За окном пошёл лес. Потом другой. Таблички станций мелькали слишком быстро, и буквы не складывались. У него пересохло во рту. Сердце ударило несколько раз подряд, как молотком по пустой трубе. Он привстал, держась за спинку сиденья: сейчас надо выйти — на любой, только бы прекратить это. Но ноги не пошли. Они знали дорогу лучше головы. Он сел обратно, сжался и закрыл глаза, будто отдавал себя в руки чужой, но единственной возможной воле.

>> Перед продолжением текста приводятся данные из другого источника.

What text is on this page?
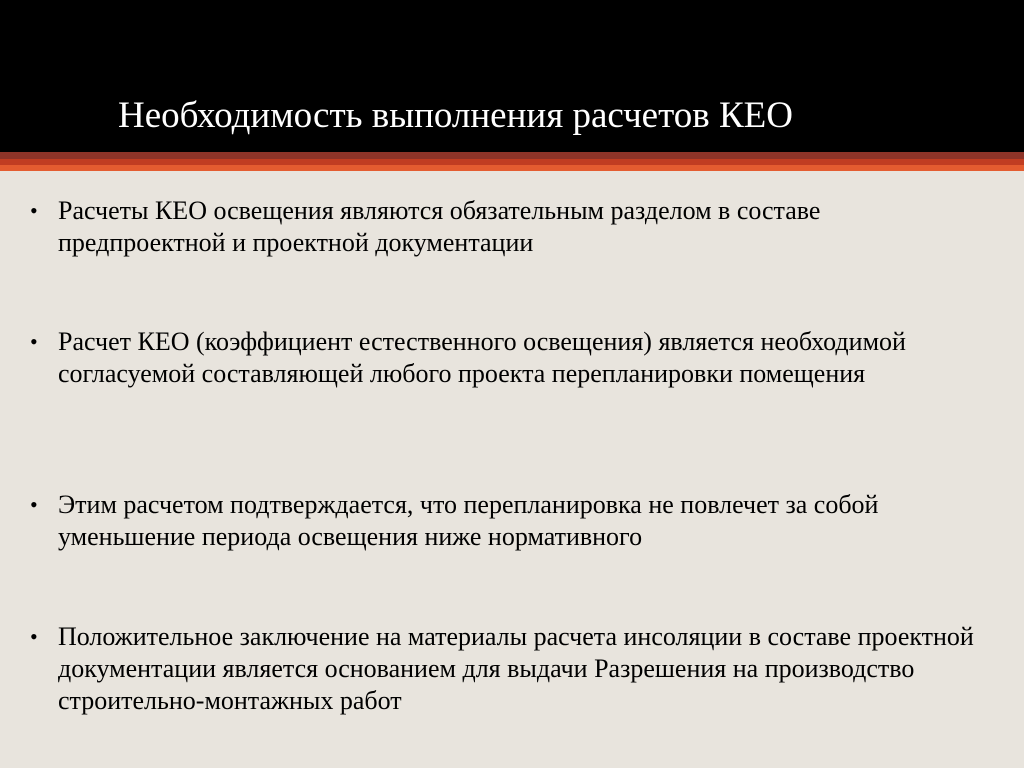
Необходимость выполнения расчетов КЕО
• Расчеты КЕО освещения являются обязательным разделом в составе предпроектной и проектной документации
• Расчет КЕО (коэффициент естественного освещения) является необходимой согласуемой составляющей любого проекта перепланировки помещения
• Этим расчетом подтверждается, что перепланировка не повлечет за собой уменьшение периода освещения ниже нормативного
• Положительное заключение на материалы расчета инсоляции в составе проектной документации является основанием для выдачи Разрешения на производство строительно-монтажных работ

Он вышел на маленькой станции. Воздух пах сырой землёй. Дорога к даче оказалась короче, чем он помнил — или длиннее; он дважды останавливался, будто прислушиваясь к месту. Забор был на месте. Дыра — тоже. Ржавый гвоздь торчал, как зуб.

Он пролез, кряхтя, зацепился рукавом, выругался и тут же забыл слово, которым выругался — осталось только раздражение в горле.

Сад зарос. Трава была по колено. Яблоня стояла там же — старая, корявая, с тёмными шрамами на стволе. На одной ветке висело одно-единственное яблоко. Антоновка — бледная, с зелёным боком.

Он сорвал, протёр о рукав, откусил.

Кислота свела скулы. Он зажмурился.

И вдруг — жар. Солнце давит в спину сквозь тонкую рубашку.

Пусто.

Снова — тяжесть лопаты в ладонях, ладони липкие от земли. Камень под лезвием.

И опять — как провалившаяся ступенька: тишина, шум крови в ушах.

Потом голос за спиной — близко:
— Тима, отдохни, воды принесу.

Он не успел вспомнить лицо. Но вспомнил руку: шершавая от земли, тёплая. Она ложится ему на плечо — и всё становится настоящим.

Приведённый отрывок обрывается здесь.